The Waza-Air headphones are in a different class than any of the other options on this list. Boss has designed these to be the perfect sounding set of headphones for guitarists. But WazaAirs are much more than just a really quality set of headphones. This product is meant to give you the nearest experience to playing a real amp that you can acquire with a set of headphones. In fact, Boss is marketing these as a ‘headphone amp’. And truth be told, it deserves this branding. Anyone who has tried these will tell you it is an experience quite different from anything else on the market. While no one is claiming this is 100% the same as being in the room with a real amp, it is about as close as you can get using headphones.

The included app lets you change the position of the amp in the room via 3D algorithms in order to add to the immersion. Furthermore, there are settings for surround, stage and static environments that all are meant to emulate specific sonic situations.   

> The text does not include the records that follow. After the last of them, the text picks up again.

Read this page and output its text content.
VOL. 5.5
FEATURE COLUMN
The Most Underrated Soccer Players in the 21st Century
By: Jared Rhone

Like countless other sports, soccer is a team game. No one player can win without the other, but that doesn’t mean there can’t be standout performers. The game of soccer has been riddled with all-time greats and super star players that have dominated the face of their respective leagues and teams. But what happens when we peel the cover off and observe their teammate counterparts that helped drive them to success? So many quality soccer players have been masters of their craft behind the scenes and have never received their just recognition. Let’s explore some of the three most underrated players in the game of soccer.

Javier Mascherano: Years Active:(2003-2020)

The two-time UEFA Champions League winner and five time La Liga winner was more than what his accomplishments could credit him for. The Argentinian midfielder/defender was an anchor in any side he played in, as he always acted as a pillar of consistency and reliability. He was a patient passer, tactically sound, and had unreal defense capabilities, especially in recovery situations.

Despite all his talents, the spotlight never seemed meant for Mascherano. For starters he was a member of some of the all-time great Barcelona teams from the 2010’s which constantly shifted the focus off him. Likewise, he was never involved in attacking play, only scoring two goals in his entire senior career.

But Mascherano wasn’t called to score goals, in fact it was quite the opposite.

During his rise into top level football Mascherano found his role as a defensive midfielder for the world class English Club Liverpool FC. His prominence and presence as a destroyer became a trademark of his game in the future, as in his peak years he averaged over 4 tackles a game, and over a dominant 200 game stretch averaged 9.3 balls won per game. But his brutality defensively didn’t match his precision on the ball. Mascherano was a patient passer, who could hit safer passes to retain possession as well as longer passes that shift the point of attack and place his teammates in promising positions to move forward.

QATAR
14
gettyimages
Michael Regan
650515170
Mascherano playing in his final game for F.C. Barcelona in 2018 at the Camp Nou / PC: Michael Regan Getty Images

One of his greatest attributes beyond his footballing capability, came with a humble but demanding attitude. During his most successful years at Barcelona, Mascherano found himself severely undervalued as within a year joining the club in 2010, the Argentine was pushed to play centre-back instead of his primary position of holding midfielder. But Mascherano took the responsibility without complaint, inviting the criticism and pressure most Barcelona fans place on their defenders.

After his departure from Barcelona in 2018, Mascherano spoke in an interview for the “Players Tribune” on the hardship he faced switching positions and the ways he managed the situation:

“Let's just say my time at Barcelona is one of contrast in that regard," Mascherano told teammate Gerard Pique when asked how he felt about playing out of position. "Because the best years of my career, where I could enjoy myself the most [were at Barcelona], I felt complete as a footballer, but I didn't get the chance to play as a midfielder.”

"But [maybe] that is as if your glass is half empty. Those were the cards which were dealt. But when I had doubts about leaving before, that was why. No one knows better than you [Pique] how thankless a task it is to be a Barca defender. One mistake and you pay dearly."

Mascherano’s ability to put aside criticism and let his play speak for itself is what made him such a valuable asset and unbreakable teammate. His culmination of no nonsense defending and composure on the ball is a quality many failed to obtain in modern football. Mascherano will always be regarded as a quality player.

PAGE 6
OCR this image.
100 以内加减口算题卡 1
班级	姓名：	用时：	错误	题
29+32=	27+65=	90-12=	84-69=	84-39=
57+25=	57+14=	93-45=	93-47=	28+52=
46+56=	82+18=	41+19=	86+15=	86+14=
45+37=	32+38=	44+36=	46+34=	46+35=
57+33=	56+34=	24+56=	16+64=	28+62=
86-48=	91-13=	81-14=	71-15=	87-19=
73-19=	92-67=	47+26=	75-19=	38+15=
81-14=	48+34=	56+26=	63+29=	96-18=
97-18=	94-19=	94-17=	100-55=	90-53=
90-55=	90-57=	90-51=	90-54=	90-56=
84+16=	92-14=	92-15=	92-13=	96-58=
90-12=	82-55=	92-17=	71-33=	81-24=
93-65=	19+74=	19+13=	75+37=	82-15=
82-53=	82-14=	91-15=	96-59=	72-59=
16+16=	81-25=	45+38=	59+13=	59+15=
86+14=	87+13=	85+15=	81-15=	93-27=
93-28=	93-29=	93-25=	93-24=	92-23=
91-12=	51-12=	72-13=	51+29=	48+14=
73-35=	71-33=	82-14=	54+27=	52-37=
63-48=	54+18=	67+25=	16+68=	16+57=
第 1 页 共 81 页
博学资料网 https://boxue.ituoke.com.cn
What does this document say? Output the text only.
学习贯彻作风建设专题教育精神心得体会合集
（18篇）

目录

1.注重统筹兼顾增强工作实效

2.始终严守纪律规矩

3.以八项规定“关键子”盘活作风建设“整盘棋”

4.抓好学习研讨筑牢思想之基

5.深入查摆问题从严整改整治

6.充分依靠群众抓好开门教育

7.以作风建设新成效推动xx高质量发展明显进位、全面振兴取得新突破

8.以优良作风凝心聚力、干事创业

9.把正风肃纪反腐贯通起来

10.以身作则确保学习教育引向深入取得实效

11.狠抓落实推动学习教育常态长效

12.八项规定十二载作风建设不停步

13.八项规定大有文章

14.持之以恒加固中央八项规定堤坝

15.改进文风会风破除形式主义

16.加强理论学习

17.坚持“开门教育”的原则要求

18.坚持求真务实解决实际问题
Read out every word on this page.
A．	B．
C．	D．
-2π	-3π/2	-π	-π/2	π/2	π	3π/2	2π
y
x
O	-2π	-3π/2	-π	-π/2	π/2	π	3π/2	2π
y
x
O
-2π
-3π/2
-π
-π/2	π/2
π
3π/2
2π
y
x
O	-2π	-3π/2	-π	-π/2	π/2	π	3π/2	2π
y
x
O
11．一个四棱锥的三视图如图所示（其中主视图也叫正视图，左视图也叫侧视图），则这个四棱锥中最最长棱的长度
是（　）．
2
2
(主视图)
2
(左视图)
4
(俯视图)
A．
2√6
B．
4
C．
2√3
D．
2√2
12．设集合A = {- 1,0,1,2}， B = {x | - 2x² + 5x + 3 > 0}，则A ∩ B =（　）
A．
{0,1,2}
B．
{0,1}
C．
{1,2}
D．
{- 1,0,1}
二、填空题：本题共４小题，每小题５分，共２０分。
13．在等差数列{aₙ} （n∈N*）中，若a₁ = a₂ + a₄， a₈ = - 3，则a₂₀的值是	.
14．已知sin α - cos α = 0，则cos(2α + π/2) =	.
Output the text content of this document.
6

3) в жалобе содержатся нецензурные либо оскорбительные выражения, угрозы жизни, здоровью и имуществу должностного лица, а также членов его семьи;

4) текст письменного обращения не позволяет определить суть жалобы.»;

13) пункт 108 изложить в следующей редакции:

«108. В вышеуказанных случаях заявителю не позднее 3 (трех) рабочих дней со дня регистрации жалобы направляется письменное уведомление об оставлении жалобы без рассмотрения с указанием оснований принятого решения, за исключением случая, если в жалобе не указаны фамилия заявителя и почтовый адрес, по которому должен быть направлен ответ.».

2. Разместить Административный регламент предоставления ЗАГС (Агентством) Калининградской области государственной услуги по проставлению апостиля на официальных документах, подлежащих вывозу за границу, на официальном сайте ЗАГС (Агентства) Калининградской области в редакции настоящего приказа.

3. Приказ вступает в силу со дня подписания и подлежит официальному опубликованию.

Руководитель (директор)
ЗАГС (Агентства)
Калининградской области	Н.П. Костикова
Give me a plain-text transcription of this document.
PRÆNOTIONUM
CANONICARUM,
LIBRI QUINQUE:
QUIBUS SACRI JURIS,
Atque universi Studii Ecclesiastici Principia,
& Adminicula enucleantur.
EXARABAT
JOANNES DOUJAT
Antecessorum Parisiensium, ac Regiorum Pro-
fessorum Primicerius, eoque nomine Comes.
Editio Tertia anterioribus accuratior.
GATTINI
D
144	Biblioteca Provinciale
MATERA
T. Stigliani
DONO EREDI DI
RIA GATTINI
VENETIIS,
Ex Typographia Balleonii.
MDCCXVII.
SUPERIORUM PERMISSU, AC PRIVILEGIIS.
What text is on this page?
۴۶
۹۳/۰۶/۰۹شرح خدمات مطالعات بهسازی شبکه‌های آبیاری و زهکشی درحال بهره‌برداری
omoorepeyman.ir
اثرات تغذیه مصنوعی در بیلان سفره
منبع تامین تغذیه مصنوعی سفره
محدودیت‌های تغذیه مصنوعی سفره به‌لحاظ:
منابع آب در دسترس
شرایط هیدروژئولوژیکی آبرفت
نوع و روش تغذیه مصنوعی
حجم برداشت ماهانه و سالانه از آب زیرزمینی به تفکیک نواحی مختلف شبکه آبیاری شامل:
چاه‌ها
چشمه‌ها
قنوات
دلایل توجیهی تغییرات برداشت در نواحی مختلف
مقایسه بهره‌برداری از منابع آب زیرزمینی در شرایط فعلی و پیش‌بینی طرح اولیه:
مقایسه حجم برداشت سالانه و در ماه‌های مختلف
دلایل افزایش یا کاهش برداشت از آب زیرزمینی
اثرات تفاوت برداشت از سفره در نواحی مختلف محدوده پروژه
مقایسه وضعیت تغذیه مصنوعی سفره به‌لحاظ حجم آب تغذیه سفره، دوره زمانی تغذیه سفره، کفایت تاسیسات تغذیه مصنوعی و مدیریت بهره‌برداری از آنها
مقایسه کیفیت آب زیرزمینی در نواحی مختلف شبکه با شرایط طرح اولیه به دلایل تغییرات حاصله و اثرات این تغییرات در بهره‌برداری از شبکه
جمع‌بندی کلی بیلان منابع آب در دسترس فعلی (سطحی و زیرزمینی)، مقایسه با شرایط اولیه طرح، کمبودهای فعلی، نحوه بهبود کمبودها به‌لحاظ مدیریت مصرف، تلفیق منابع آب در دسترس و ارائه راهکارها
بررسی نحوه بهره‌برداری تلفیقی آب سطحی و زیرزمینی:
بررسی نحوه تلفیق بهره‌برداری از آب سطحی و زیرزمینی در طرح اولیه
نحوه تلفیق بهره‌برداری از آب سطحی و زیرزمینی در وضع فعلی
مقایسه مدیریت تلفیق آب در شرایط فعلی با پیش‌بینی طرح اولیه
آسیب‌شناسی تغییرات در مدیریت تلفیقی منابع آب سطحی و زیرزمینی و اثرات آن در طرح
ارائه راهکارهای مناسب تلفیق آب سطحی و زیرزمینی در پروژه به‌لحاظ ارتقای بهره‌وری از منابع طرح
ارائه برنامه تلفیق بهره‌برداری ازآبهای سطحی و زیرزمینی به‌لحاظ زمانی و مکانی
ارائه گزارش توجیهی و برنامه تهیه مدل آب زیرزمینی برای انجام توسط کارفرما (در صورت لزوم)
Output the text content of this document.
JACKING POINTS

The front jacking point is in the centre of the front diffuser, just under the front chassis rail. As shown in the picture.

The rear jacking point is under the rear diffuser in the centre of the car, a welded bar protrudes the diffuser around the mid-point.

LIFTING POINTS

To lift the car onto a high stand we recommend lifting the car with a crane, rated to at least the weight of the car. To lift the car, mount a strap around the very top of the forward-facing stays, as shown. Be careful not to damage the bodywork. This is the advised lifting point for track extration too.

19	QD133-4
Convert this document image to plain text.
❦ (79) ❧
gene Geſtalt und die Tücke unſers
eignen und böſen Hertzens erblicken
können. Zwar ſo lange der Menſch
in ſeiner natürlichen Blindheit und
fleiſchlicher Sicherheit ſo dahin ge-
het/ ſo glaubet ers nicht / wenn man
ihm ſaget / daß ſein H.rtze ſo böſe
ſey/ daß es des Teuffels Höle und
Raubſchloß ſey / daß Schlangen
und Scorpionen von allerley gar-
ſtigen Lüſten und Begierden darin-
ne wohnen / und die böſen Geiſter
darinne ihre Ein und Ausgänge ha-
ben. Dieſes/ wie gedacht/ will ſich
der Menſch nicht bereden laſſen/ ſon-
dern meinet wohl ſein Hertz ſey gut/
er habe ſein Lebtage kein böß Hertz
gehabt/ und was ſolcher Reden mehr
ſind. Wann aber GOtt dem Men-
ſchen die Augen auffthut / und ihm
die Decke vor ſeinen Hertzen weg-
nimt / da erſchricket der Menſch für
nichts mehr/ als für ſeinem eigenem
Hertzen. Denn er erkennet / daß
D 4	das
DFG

On top of the amazing experience of getting close to the feeling like you’re playing through a real amp, these headphones also have a couple other things going for them. First off, they’re wireless. This is obviously a big deal if you are trying to achieve that “real” experience. But this feature is also just a super convenient thing to have regardless. And don’t worry, latency with these is not an issue.

The other main thing to point out with the WazaAir is that you have access to some really great amps and effects. It includes 5 amp types and 50 different effects all taken from Boss’s Katana amps. These amps/effects add a whole other level of tonal control to take the overall experience up a notch.

If you are looking to get the ultimate practice, travel, or home guitar playing experience from headphones, Boss has made a really great product for you.